NOTE: Blood glucose monitoring is done to measure the concentration of glucose in the blood (glycaemia) over time, and is important in the care of patients with diabetes mellitus. Information about individual patterns of blood glucose changes, gathered through blood glucose monitoring, can be used to plan meals, activities, and at what time of day to take insulin. The better the patient’s blood glucose control, the less likely it is that diabetes will cause damage to the body and lead to complications such as loss of vision (due to diabetic retinopathy) and amputation.
3 What You will need
- A glucose monitor measures blood glucose levels.
- Strips for testing (check that they are in date and have not been exposed to the air)
- rubbing alcohol swab
- Safety lancets or a lancing device that is intended for single-use
- Fabric made of cotton wool or gauze
- A Sharps box is a type of container that is used to store sharps.
- Calibration solution with a control solution
When using the various types of electronic blood glucose meters that are currently available, keep these general principles in mind.
- To begin, ask the patient to take a seat and explain what you are about to do.
- Put gloves on your hands after washing them.
- Choose a site for the blood sample: it is usually taken from the side of a finger, but it can also be taken from the arm or thigh (change the site used if frequent measurements are needed).
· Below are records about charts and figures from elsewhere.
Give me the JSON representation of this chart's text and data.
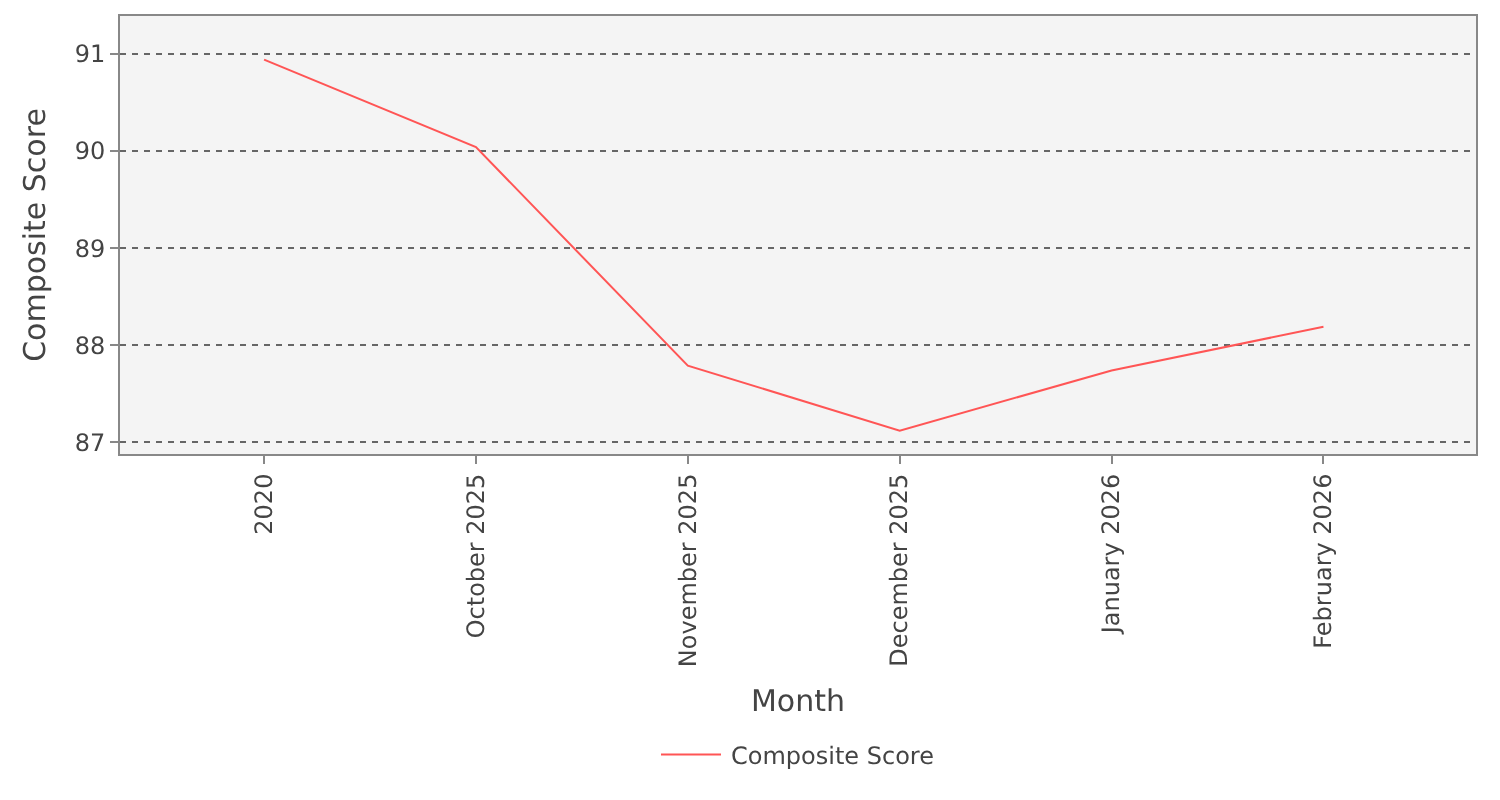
{
  "chart_data": {
    "type": "line",
    "xlabel": "Month",
    "ylabel": "Composite Score",
    "categories": [
      "2020",
      "October 2025",
      "November 2025",
      "December 2025",
      "January 2026",
      "February 2026"
    ],
    "series": [
      {
        "name": "Composite Score",
        "color": "#ff5555",
        "values": [
          90.94,
          90.04,
          87.79,
          87.12,
          87.74,
          88.19
        ]
      }
    ],
    "ylim": [
      86.88,
      91.39
    ],
    "yticks": [
      87,
      88,
      89,
      90,
      91
    ],
    "grid": "y",
    "legend": "bottom",
    "marker": "none",
    "line_style": "solid"
  }
}
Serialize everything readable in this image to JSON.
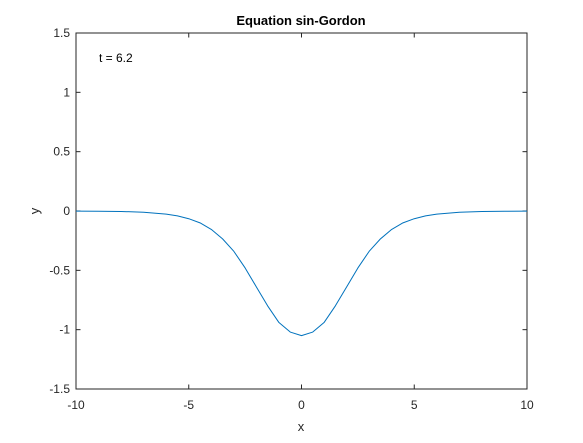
{
  "chart_data": {
    "type": "line",
    "title": "Equation sin-Gordon",
    "xlabel": "x",
    "ylabel": "y",
    "xlim": [
      -10,
      10
    ],
    "ylim": [
      -1.5,
      1.5
    ],
    "xticks": [
      -10,
      -5,
      0,
      5,
      10
    ],
    "xtick_labels": [
      "-10",
      "-5",
      "0",
      "5",
      "10"
    ],
    "yticks": [
      -1.5,
      -1,
      -0.5,
      0,
      0.5,
      1,
      1.5
    ],
    "ytick_labels": [
      "-1.5",
      "-1",
      "-0.5",
      "0",
      "0.5",
      "1",
      "1.5"
    ],
    "grid": false,
    "annotation": "t = 6.2",
    "series": [
      {
        "color": "#0072bd",
        "x": [
          -10,
          -9,
          -8,
          -7,
          -6,
          -5.5,
          -5,
          -4.5,
          -4,
          -3.5,
          -3,
          -2.5,
          -2,
          -1.5,
          -1,
          -0.5,
          0,
          0.5,
          1,
          1.5,
          2,
          2.5,
          3,
          3.5,
          4,
          4.5,
          5,
          5.5,
          6,
          7,
          8,
          9,
          10
        ],
        "y": [
          -0.001,
          -0.002,
          -0.004,
          -0.01,
          -0.026,
          -0.041,
          -0.065,
          -0.1,
          -0.155,
          -0.235,
          -0.34,
          -0.48,
          -0.64,
          -0.8,
          -0.94,
          -1.02,
          -1.05,
          -1.02,
          -0.94,
          -0.8,
          -0.64,
          -0.48,
          -0.34,
          -0.235,
          -0.155,
          -0.1,
          -0.065,
          -0.041,
          -0.026,
          -0.01,
          -0.004,
          -0.002,
          -0.001
        ]
      }
    ]
  }
}
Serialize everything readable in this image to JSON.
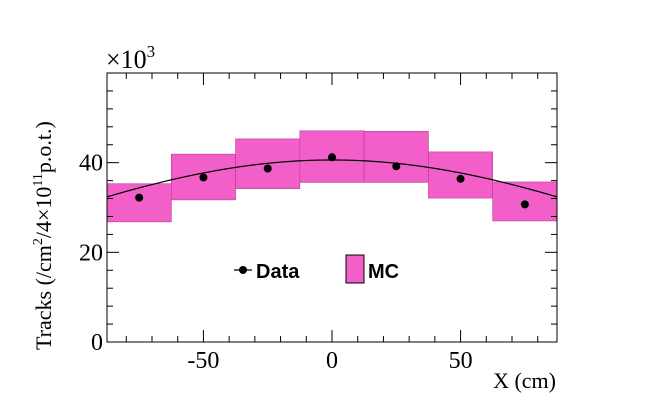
{
  "chart_data": {
    "type": "scatter",
    "title": "",
    "xlabel": "X (cm)",
    "ylabel_main": "Tracks (/cm",
    "ylabel_sup1": "2",
    "ylabel_mid": "/4×10",
    "ylabel_sup2": "11",
    "ylabel_end": "p.o.t.)",
    "y_multiplier_base": "×10",
    "y_multiplier_exp": "3",
    "xlim": [
      -87.5,
      87.5
    ],
    "ylim": [
      0,
      60
    ],
    "x_ticks": [
      -50,
      0,
      50
    ],
    "x_tick_labels": [
      "-50",
      "0",
      "50"
    ],
    "y_ticks": [
      0,
      20,
      40
    ],
    "y_tick_labels": [
      "0",
      "20",
      "40"
    ],
    "grid": false,
    "legend_position": "center",
    "legend": [
      {
        "label": "Data",
        "kind": "marker-line"
      },
      {
        "label": "MC",
        "kind": "box"
      }
    ],
    "colors": {
      "mc_fill": "#f25fc8",
      "mc_edge": "#b93b93",
      "data": "#000000"
    },
    "mc_bins": [
      {
        "x_low": -87.5,
        "x_high": -62.5,
        "y_low": 26.8,
        "y_high": 35.3
      },
      {
        "x_low": -62.5,
        "x_high": -37.5,
        "y_low": 31.7,
        "y_high": 41.9
      },
      {
        "x_low": -37.5,
        "x_high": -12.5,
        "y_low": 34.2,
        "y_high": 45.3
      },
      {
        "x_low": -12.5,
        "x_high": 12.5,
        "y_low": 35.6,
        "y_high": 47.1
      },
      {
        "x_low": 12.5,
        "x_high": 37.5,
        "y_low": 35.6,
        "y_high": 47.0
      },
      {
        "x_low": 37.5,
        "x_high": 62.5,
        "y_low": 32.1,
        "y_high": 42.4
      },
      {
        "x_low": 62.5,
        "x_high": 87.5,
        "y_low": 27.0,
        "y_high": 35.7
      }
    ],
    "data_points": {
      "x": [
        -75,
        -50,
        -25,
        0,
        25,
        50,
        75
      ],
      "y": [
        32.2,
        36.7,
        38.7,
        41.2,
        39.2,
        36.4,
        30.7
      ]
    },
    "fit_curve": {
      "type": "gaussian",
      "amplitude": 40.6,
      "mean": 0,
      "sigma": 130
    }
  }
}
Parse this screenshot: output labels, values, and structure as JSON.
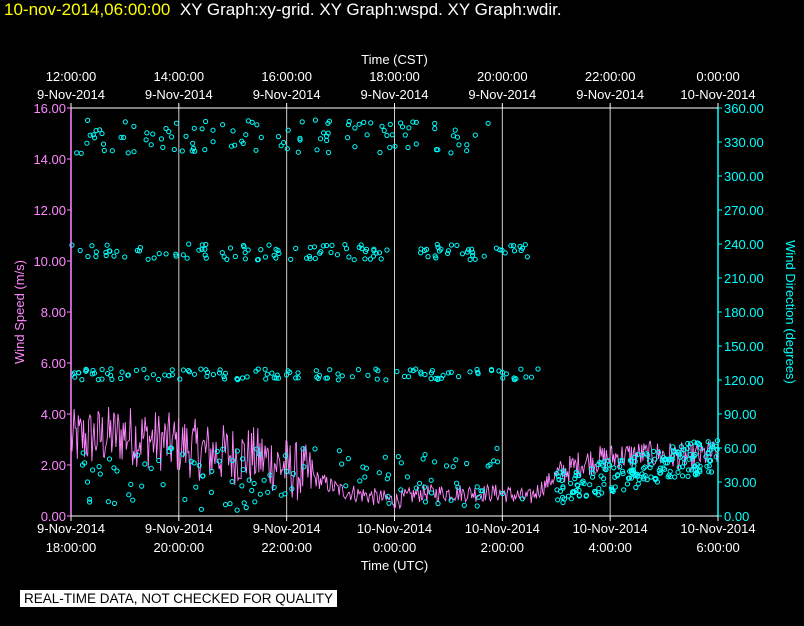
{
  "header": {
    "timestamp": "10-nov-2014,06:00:00",
    "titles": "XY Graph:xy-grid.  XY Graph:wspd.  XY Graph:wdir."
  },
  "notice": "REAL-TIME DATA, NOT CHECKED FOR QUALITY",
  "colors": {
    "background": "#000000",
    "speed": "#ff88ff",
    "direction": "#00ffff",
    "axis": "#ffffff",
    "header_time": "#ffff00"
  },
  "chart_data": {
    "type": "scatter",
    "top_axis": {
      "label": "Time (CST)",
      "ticks": [
        {
          "time": "12:00:00",
          "date": "9-Nov-2014"
        },
        {
          "time": "14:00:00",
          "date": "9-Nov-2014"
        },
        {
          "time": "16:00:00",
          "date": "9-Nov-2014"
        },
        {
          "time": "18:00:00",
          "date": "9-Nov-2014"
        },
        {
          "time": "20:00:00",
          "date": "9-Nov-2014"
        },
        {
          "time": "22:00:00",
          "date": "9-Nov-2014"
        },
        {
          "time": "0:00:00",
          "date": "10-Nov-2014"
        }
      ]
    },
    "bottom_axis": {
      "label": "Time (UTC)",
      "ticks": [
        {
          "date": "9-Nov-2014",
          "time": "18:00:00"
        },
        {
          "date": "9-Nov-2014",
          "time": "20:00:00"
        },
        {
          "date": "9-Nov-2014",
          "time": "22:00:00"
        },
        {
          "date": "10-Nov-2014",
          "time": "0:00:00"
        },
        {
          "date": "10-Nov-2014",
          "time": "2:00:00"
        },
        {
          "date": "10-Nov-2014",
          "time": "4:00:00"
        },
        {
          "date": "10-Nov-2014",
          "time": "6:00:00"
        }
      ]
    },
    "x_range_utc_hours": [
      18,
      30
    ],
    "left_axis": {
      "label": "Wind Speed (m/s)",
      "ylim": [
        0,
        16
      ],
      "ticks": [
        "0.00",
        "2.00",
        "4.00",
        "6.00",
        "8.00",
        "10.00",
        "12.00",
        "14.00",
        "16.00"
      ]
    },
    "right_axis": {
      "label": "Wind Direction (degrees)",
      "ylim": [
        0,
        360
      ],
      "ticks": [
        "0.00",
        "30.00",
        "60.00",
        "90.00",
        "120.00",
        "150.00",
        "180.00",
        "210.00",
        "240.00",
        "270.00",
        "300.00",
        "330.00",
        "360.00"
      ]
    },
    "grid": "vertical",
    "series": [
      {
        "axis": "left",
        "style": "line",
        "color": "#ff88ff",
        "x": [
          18.0,
          18.5,
          19.0,
          19.5,
          20.0,
          20.5,
          21.0,
          21.5,
          22.0,
          22.5,
          23.0,
          23.5,
          24.0,
          24.5,
          25.0,
          25.5,
          26.0,
          26.5,
          27.0,
          27.5,
          28.0,
          28.5,
          29.0,
          29.5,
          30.0
        ],
        "values": [
          3.0,
          3.1,
          3.2,
          3.0,
          2.8,
          2.5,
          2.4,
          2.3,
          1.9,
          1.5,
          1.0,
          0.8,
          0.6,
          0.9,
          0.9,
          0.9,
          0.9,
          0.7,
          1.6,
          2.1,
          2.3,
          2.4,
          2.4,
          2.3,
          2.5
        ]
      },
      {
        "axis": "right",
        "style": "markers",
        "color": "#00ffff",
        "clusters": [
          {
            "x": [
              18.1,
              26.0
            ],
            "values": [
              320,
              350
            ]
          },
          {
            "x": [
              18.0,
              26.7
            ],
            "values": [
              226,
              240
            ]
          },
          {
            "x": [
              18.0,
              26.7
            ],
            "values": [
              120,
              130
            ]
          },
          {
            "x": [
              18.2,
              26.7
            ],
            "values": [
              5,
              60
            ]
          },
          {
            "x": [
              27.0,
              30.0
            ],
            "values": [
              10,
              65
            ]
          }
        ]
      }
    ]
  }
}
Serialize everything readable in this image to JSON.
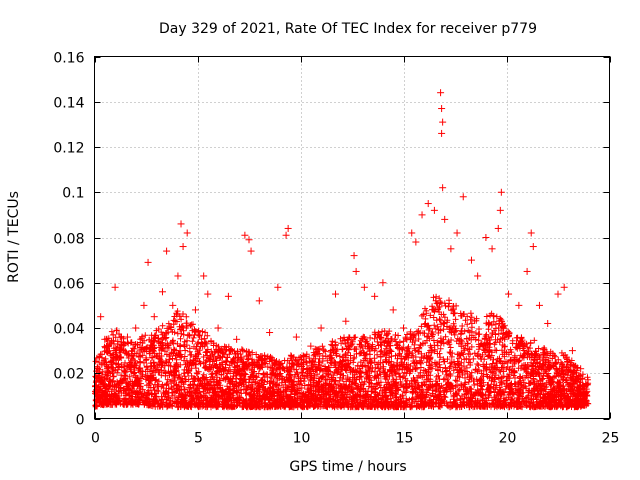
{
  "chart_data": {
    "type": "scatter",
    "title": "Day 329 of 2021, Rate Of TEC Index for receiver p779",
    "xlabel": "GPS time / hours",
    "ylabel": "ROTI / TECUs",
    "xlim": [
      0,
      25
    ],
    "ylim": [
      0,
      0.16
    ],
    "xticks": [
      0,
      5,
      10,
      15,
      20,
      25
    ],
    "xtick_labels": [
      "0",
      "5",
      "10",
      "15",
      "20",
      "25"
    ],
    "yticks": [
      0,
      0.02,
      0.04,
      0.06,
      0.08,
      0.1,
      0.12,
      0.14,
      0.16
    ],
    "ytick_labels": [
      "0",
      "0.02",
      "0.04",
      "0.06",
      "0.08",
      "0.1",
      "0.12",
      "0.14",
      "0.16"
    ],
    "grid": true,
    "marker": "+",
    "color": "#ff0000",
    "series": [
      {
        "name": "ROTI",
        "points": [
          [
            0.05,
            0.012
          ],
          [
            0.15,
            0.022
          ],
          [
            0.3,
            0.045
          ],
          [
            0.5,
            0.035
          ],
          [
            0.8,
            0.025
          ],
          [
            1.0,
            0.058
          ],
          [
            1.2,
            0.03
          ],
          [
            1.6,
            0.036
          ],
          [
            2.0,
            0.04
          ],
          [
            2.4,
            0.05
          ],
          [
            2.6,
            0.069
          ],
          [
            2.9,
            0.045
          ],
          [
            3.3,
            0.056
          ],
          [
            3.5,
            0.074
          ],
          [
            3.8,
            0.05
          ],
          [
            4.05,
            0.063
          ],
          [
            4.2,
            0.086
          ],
          [
            4.3,
            0.076
          ],
          [
            4.5,
            0.082
          ],
          [
            4.9,
            0.048
          ],
          [
            5.3,
            0.063
          ],
          [
            5.5,
            0.055
          ],
          [
            6.0,
            0.04
          ],
          [
            6.5,
            0.054
          ],
          [
            6.9,
            0.035
          ],
          [
            7.3,
            0.081
          ],
          [
            7.5,
            0.079
          ],
          [
            7.6,
            0.074
          ],
          [
            8.0,
            0.052
          ],
          [
            8.5,
            0.038
          ],
          [
            8.9,
            0.058
          ],
          [
            9.3,
            0.081
          ],
          [
            9.4,
            0.084
          ],
          [
            9.8,
            0.036
          ],
          [
            10.5,
            0.032
          ],
          [
            11.0,
            0.04
          ],
          [
            11.7,
            0.055
          ],
          [
            12.2,
            0.043
          ],
          [
            12.6,
            0.072
          ],
          [
            12.7,
            0.065
          ],
          [
            13.1,
            0.058
          ],
          [
            13.6,
            0.054
          ],
          [
            14.0,
            0.06
          ],
          [
            14.5,
            0.048
          ],
          [
            15.0,
            0.04
          ],
          [
            15.4,
            0.082
          ],
          [
            15.6,
            0.078
          ],
          [
            15.9,
            0.09
          ],
          [
            16.2,
            0.095
          ],
          [
            16.5,
            0.092
          ],
          [
            16.8,
            0.144
          ],
          [
            16.85,
            0.137
          ],
          [
            16.9,
            0.131
          ],
          [
            16.85,
            0.126
          ],
          [
            16.9,
            0.102
          ],
          [
            17.0,
            0.088
          ],
          [
            17.3,
            0.075
          ],
          [
            17.6,
            0.082
          ],
          [
            17.9,
            0.098
          ],
          [
            18.3,
            0.07
          ],
          [
            18.6,
            0.063
          ],
          [
            19.0,
            0.08
          ],
          [
            19.3,
            0.075
          ],
          [
            19.6,
            0.084
          ],
          [
            19.7,
            0.092
          ],
          [
            19.75,
            0.1
          ],
          [
            20.1,
            0.055
          ],
          [
            20.6,
            0.05
          ],
          [
            21.0,
            0.065
          ],
          [
            21.2,
            0.082
          ],
          [
            21.3,
            0.076
          ],
          [
            21.6,
            0.05
          ],
          [
            22.0,
            0.042
          ],
          [
            22.5,
            0.055
          ],
          [
            22.8,
            0.058
          ],
          [
            23.2,
            0.03
          ],
          [
            23.6,
            0.022
          ],
          [
            23.9,
            0.012
          ]
        ]
      }
    ],
    "dense_band": {
      "description_values": "bulk of samples lie between the given lower and upper ROTI bounds per hour",
      "hours": [
        0,
        0.5,
        1,
        1.5,
        2,
        2.5,
        3,
        3.5,
        4,
        4.5,
        5,
        5.5,
        6,
        6.5,
        7,
        7.5,
        8,
        8.5,
        9,
        9.5,
        10,
        10.5,
        11,
        11.5,
        12,
        12.5,
        13,
        13.5,
        14,
        14.5,
        15,
        15.5,
        16,
        16.5,
        17,
        17.5,
        18,
        18.5,
        19,
        19.5,
        20,
        20.5,
        21,
        21.5,
        22,
        22.5,
        23,
        23.5,
        24
      ],
      "upper": [
        0.025,
        0.035,
        0.04,
        0.035,
        0.035,
        0.038,
        0.04,
        0.042,
        0.048,
        0.045,
        0.04,
        0.038,
        0.032,
        0.032,
        0.03,
        0.032,
        0.028,
        0.028,
        0.026,
        0.028,
        0.028,
        0.03,
        0.032,
        0.034,
        0.036,
        0.036,
        0.036,
        0.038,
        0.04,
        0.038,
        0.036,
        0.04,
        0.048,
        0.055,
        0.055,
        0.05,
        0.048,
        0.046,
        0.045,
        0.048,
        0.04,
        0.036,
        0.036,
        0.034,
        0.03,
        0.03,
        0.028,
        0.022,
        0.018
      ],
      "lower": [
        0.005,
        0.006,
        0.006,
        0.006,
        0.006,
        0.006,
        0.005,
        0.005,
        0.005,
        0.005,
        0.005,
        0.005,
        0.005,
        0.005,
        0.005,
        0.005,
        0.005,
        0.005,
        0.005,
        0.005,
        0.005,
        0.005,
        0.005,
        0.005,
        0.005,
        0.005,
        0.005,
        0.005,
        0.005,
        0.005,
        0.005,
        0.005,
        0.005,
        0.005,
        0.005,
        0.005,
        0.005,
        0.005,
        0.005,
        0.005,
        0.005,
        0.005,
        0.005,
        0.005,
        0.005,
        0.005,
        0.005,
        0.005,
        0.006
      ]
    }
  }
}
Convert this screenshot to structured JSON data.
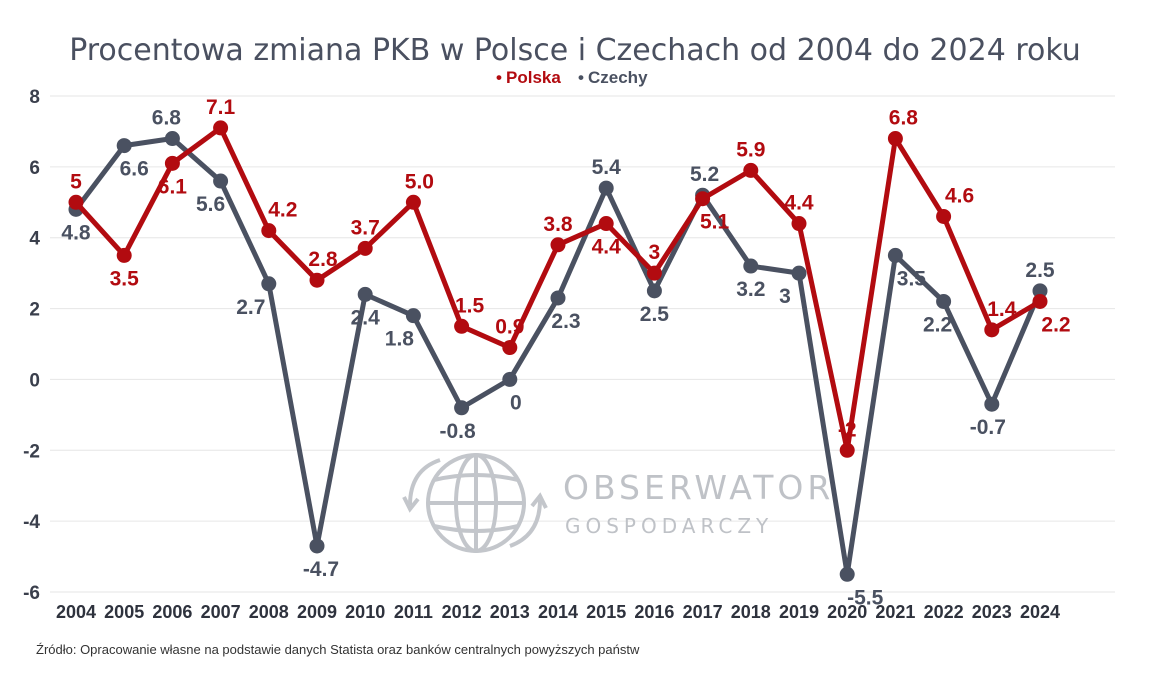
{
  "chart_data": {
    "type": "line",
    "title": "Procentowa zmiana PKB w Polsce i Czechach od 2004 do 2024 roku",
    "xlabel": "",
    "ylabel": "",
    "ylim": [
      -6,
      8
    ],
    "yticks": [
      "8",
      "6",
      "4",
      "2",
      "0",
      "-2",
      "-4",
      "-6"
    ],
    "grid": true,
    "legend_position": "top-center",
    "categories": [
      "2004",
      "2005",
      "2006",
      "2007",
      "2008",
      "2009",
      "2010",
      "2011",
      "2012",
      "2013",
      "2014",
      "2015",
      "2016",
      "2017",
      "2018",
      "2019",
      "2020",
      "2021",
      "2022",
      "2023",
      "2024"
    ],
    "series": [
      {
        "name": "Polska",
        "color": "#b20b10",
        "values": [
          5,
          3.5,
          6.1,
          7.1,
          4.2,
          2.8,
          3.7,
          5.0,
          1.5,
          0.9,
          3.8,
          4.4,
          3,
          5.1,
          5.9,
          4.4,
          -2,
          6.8,
          4.6,
          1.4,
          2.2
        ],
        "labels": [
          "5",
          "3.5",
          "6.1",
          "7.1",
          "4.2",
          "2.8",
          "3.7",
          "5.0",
          "1.5",
          "0.9",
          "3.8",
          "4.4",
          "3",
          "5.1",
          "5.9",
          "4.4",
          "-2",
          "6.8",
          "4.6",
          "1.4",
          "2.2"
        ]
      },
      {
        "name": "Czechy",
        "color": "#4a5161",
        "values": [
          4.8,
          6.6,
          6.8,
          5.6,
          2.7,
          -4.7,
          2.4,
          1.8,
          -0.8,
          0,
          2.3,
          5.4,
          2.5,
          5.2,
          3.2,
          3,
          -5.5,
          3.5,
          2.2,
          -0.7,
          2.5
        ],
        "labels": [
          "4.8",
          "6.6",
          "6.8",
          "5.6",
          "2.7",
          "-4.7",
          "2.4",
          "1.8",
          "-0.8",
          "0",
          "2.3",
          "5.4",
          "2.5",
          "5.2",
          "3.2",
          "3",
          "-5.5",
          "3.5",
          "2.2",
          "-0.7",
          "2.5"
        ]
      }
    ]
  },
  "legend": {
    "polska": "Polska",
    "czechy": "Czechy",
    "bullet": "•"
  },
  "watermark": {
    "line1": "OBSERWATOR",
    "line2": "GOSPODARCZY",
    "logo_icon": "globe-with-arrows-icon"
  },
  "source": "Źródło: Opracowanie własne na podstawie danych Statista oraz banków centralnych powyższych państw"
}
- Remove any debris from the site with an alcohol swab and allow the alcohol to dry.
- Following the manufacturer’s instructions, insert the test strip into the monitor (Figure 1).
- To draw blood, use a single-use lancet or a lancing device (Figure 2) and dispose of it in a sharps container after you have finished.
- The blood should be applied to the testing strip (Figure 3) in the proper manner: some strips require the blood drop to be spread across the entire test pad, while others suck up blood directly from the site of the bleeding.
- Keep applying pressure to the site with the alcohol swab (be aware that it will sting) or a piece of gauze (Figure 4) until the bleeding stops, or allow the patient to apply pressure until the bleeding stops. Keep an eye out for excessive bleeding.
- Read the result and make a note of it, informing the supervisor and/or responding to abnormal readings.
- Inform the patient of the outcome, provide an explanation, and discuss treatment options.
- In accordance with hospital or health care policies, dispose of all used equipment in a safe manner.
4 Calibrating the blood glucose monitor
- Make sure to calibrate both the monitor and each new pack of test strips at the same time.
- Every week, make sure the monitor is calibrated.
- Place the control solution on a test strip and verify that the value displayed on the monitor corresponds to the value printed on the label of the bottle (or the pack of strips it accompanies). Make a note of the calibration results.
- If a check strip is provided, make use of it to ensure that the meter is in proper working order.